County Kerry councillors are to be asked to back a motion supporting equal marriage, at its next meeting.

The motion was tabled by Labour Councillor, Gillian Wharton-Slattery, after she was approached by members of the gay community, asking why the motion had not been passed yet.

“They talked to me about how other councils had tabled and passed similar motions… And they asked why it hadn’t been done here too”, she told the Journal.

Ms Wharton-Slattery is fearful that councillors will break from the party line, despite support from the majority of political parties.

“It is an individual choice at the end of the day. I haven’t lobbied fellow councillors as I will let the democratic process exist in the chamber. People will make up their own minds. I have a sneaky feeling it could be in trouble getting through.”

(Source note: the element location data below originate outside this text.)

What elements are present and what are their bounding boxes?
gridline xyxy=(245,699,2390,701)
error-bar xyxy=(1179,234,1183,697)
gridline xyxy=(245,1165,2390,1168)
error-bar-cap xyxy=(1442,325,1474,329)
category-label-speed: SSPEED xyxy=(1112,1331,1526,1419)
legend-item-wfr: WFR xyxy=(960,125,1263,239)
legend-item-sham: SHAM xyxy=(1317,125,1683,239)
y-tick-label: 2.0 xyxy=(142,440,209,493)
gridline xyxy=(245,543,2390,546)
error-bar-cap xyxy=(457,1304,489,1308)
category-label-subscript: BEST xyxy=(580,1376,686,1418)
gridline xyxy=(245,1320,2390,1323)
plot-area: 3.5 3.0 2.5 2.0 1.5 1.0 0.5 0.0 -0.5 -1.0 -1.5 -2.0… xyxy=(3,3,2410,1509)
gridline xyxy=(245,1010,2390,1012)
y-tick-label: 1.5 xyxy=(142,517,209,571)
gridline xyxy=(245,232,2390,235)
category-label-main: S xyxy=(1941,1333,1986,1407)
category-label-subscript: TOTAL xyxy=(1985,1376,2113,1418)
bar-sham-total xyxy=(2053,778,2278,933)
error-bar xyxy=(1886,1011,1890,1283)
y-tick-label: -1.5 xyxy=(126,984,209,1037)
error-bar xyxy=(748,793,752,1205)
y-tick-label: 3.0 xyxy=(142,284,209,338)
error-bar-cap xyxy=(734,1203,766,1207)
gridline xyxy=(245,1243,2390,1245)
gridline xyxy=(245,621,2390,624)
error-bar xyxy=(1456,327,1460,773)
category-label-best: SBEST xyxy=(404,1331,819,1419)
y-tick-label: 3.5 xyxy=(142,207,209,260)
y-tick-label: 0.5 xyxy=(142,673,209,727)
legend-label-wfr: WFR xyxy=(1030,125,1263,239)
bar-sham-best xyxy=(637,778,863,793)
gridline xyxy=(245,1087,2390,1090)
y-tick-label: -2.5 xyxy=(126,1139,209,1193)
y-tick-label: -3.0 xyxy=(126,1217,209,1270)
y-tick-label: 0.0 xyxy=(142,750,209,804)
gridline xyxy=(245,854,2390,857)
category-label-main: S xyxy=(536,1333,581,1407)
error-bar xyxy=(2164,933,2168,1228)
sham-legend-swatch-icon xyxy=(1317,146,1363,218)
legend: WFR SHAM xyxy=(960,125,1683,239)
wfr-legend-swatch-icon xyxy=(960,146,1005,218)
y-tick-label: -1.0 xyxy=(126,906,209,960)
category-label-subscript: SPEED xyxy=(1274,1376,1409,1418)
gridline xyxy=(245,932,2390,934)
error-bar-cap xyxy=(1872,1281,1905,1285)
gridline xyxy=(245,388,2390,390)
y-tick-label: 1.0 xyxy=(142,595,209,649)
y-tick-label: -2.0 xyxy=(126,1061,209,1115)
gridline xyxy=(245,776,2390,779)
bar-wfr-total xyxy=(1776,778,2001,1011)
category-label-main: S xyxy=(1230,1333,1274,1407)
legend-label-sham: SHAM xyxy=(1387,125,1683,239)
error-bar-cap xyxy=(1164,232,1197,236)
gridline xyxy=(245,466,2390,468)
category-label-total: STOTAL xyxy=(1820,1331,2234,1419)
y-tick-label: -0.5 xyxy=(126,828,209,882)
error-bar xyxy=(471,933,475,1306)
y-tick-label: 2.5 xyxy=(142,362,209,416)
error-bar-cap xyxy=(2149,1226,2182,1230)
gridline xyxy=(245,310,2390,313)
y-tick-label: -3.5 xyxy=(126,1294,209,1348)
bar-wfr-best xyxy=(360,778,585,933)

She did say, however that she would remain “cautiously hopeful” that it would pass.

“I would be delighted for the 5.5 per cent of the population of Kerry that are gay for the motion to go through. We will have marriage equality eventually in this country. It would be nice to see what different councillors have to say on the matter.”

The vote is to be taken on Monday afternoon.

One councillor, Danny Healy-Rae, told the Irish Examiner that he would vote against the motion on Monday, because he had “serious concerns” about gay couples adoption children.

“I’m not against gay people, or anything like that. That’s their business, but I would be very worried in regard to adoption. If adoption was out of it, it would be a different story altogether,’’ he said.

The first council to carry the motion, back in July 2012, was Cork City Council. Dublic City Council, Fingal County Council and Waterford City Council followed shortly afterwards.

Some senior politicians have spoken in favour of introducing equal marriage. A referendum would be required in order to introduce the legislation.

In November, the Irish deputy prime minister (Tánaiste) Eamon Gilmore said he would like to see a referendum on same-sex marriage “as soon as possible”.

The Irish Central Statistics Office last year reported the number of gay couples entering into civil partnerships had dropped by a third since its introduction in 2011.

Back in January, Ireland’s Equality Tribunal, ordered a credit union to pay €24,000 (£20,190) towards an employee as a result of discrimination and victimisation on the basis of their sexual orientation.